Jadi efek positifnya kita jadi ngerasa harus selalu mawas diri.
“Masa ustadz kayak gitu!”
Kalo ada yang berceloteh kayak gitu sih aku bakalan bilang begini, “Siapa sih yang panggil saya ustadz. Saya belum pernah meminta jenengan2 ini manggil saya ustadz. Wkwk.”
Ustadz juga manusia. Bisa salah bisa benar. Dia bukan malaikat. Termasuk yang viral kemarin karena salah bicara (atau memang netizen yang salah menafsirkan kata-kata ustadzah yang dipotong videonya). Jadi, ketika ada kesalahan dari ustadz/ustadzah, tolong cari udzur atau pemakluman. Bukan malah membully, apalagi mencaci.

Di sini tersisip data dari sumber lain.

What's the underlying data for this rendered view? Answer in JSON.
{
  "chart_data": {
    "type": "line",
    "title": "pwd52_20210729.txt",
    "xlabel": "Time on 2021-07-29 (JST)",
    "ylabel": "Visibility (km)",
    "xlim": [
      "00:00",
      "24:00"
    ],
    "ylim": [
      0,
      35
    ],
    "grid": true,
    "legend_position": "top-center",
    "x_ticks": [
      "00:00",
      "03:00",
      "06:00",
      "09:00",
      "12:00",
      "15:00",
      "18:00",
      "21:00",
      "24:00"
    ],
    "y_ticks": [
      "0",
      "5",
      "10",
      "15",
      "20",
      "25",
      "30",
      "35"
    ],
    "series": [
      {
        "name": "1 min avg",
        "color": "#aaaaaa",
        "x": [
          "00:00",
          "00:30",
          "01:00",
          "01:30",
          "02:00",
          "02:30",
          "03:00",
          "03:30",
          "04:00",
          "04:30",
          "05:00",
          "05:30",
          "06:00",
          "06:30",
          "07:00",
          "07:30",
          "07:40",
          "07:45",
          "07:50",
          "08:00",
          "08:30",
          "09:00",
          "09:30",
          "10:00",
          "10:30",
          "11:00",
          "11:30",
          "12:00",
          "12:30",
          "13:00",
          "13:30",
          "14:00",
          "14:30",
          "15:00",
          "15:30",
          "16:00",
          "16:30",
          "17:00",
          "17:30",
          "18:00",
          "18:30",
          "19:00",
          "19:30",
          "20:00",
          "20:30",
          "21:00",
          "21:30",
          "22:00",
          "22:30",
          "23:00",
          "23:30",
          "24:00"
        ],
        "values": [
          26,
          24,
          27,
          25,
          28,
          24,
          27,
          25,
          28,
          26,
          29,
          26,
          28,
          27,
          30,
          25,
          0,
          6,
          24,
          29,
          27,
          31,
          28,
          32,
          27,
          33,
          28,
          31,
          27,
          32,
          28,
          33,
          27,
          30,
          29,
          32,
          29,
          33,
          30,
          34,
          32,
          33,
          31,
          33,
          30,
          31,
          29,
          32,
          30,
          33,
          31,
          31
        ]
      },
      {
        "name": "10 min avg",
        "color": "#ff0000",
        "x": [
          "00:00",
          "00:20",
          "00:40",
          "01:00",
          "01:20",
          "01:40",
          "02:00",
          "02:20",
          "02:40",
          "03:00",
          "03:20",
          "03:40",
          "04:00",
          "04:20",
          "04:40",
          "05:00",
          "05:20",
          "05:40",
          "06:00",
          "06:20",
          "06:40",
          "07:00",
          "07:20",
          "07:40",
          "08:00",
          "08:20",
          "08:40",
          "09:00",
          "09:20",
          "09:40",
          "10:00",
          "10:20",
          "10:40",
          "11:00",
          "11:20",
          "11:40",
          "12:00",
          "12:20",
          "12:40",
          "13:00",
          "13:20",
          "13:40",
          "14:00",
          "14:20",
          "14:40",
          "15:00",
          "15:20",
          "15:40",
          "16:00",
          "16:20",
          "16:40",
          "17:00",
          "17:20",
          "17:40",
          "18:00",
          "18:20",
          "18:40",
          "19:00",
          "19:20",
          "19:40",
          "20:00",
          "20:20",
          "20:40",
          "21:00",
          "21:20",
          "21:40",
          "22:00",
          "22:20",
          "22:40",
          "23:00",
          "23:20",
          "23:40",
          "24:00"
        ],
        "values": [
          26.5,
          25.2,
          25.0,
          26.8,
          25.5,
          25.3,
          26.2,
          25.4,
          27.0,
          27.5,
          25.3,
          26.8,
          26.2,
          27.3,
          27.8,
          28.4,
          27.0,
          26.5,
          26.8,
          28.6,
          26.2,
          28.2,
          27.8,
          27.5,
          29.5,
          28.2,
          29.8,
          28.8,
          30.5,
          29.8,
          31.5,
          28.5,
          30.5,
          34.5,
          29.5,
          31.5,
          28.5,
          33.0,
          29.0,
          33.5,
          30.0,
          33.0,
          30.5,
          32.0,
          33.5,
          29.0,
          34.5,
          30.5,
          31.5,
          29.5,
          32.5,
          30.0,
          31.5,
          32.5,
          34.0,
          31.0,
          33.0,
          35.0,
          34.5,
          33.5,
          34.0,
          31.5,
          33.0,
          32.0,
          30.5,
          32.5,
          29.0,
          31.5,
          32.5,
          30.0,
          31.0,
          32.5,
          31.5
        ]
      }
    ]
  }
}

Kasihan kalian. Sejak kapan diajari kebencian. Sampai bawa-bawa anggota keluarga si ustadzah segala. Ujung-ujungnya ghibah masal.
“Iya dia ustadzah, tapi adiknya kayak gitu. Bisa dakwah ke orang lain, tapi adiknya sendiri dilupain.’
Hei, kita nggak pernah tahu kehidupan orang lain. Kita hanya melihat dari mata kita yang terbatas. Memangnya kita yakin ustadzah yang bersangkutan tidak pernah menasihati sang adik?
Jangankan dia, lha wong setaraf nabi seperti Nabi Nuh dan Luth aja, ada anggota keluarganya yang tak mau menerima nasihat. Apalagi orang-orang macam kita.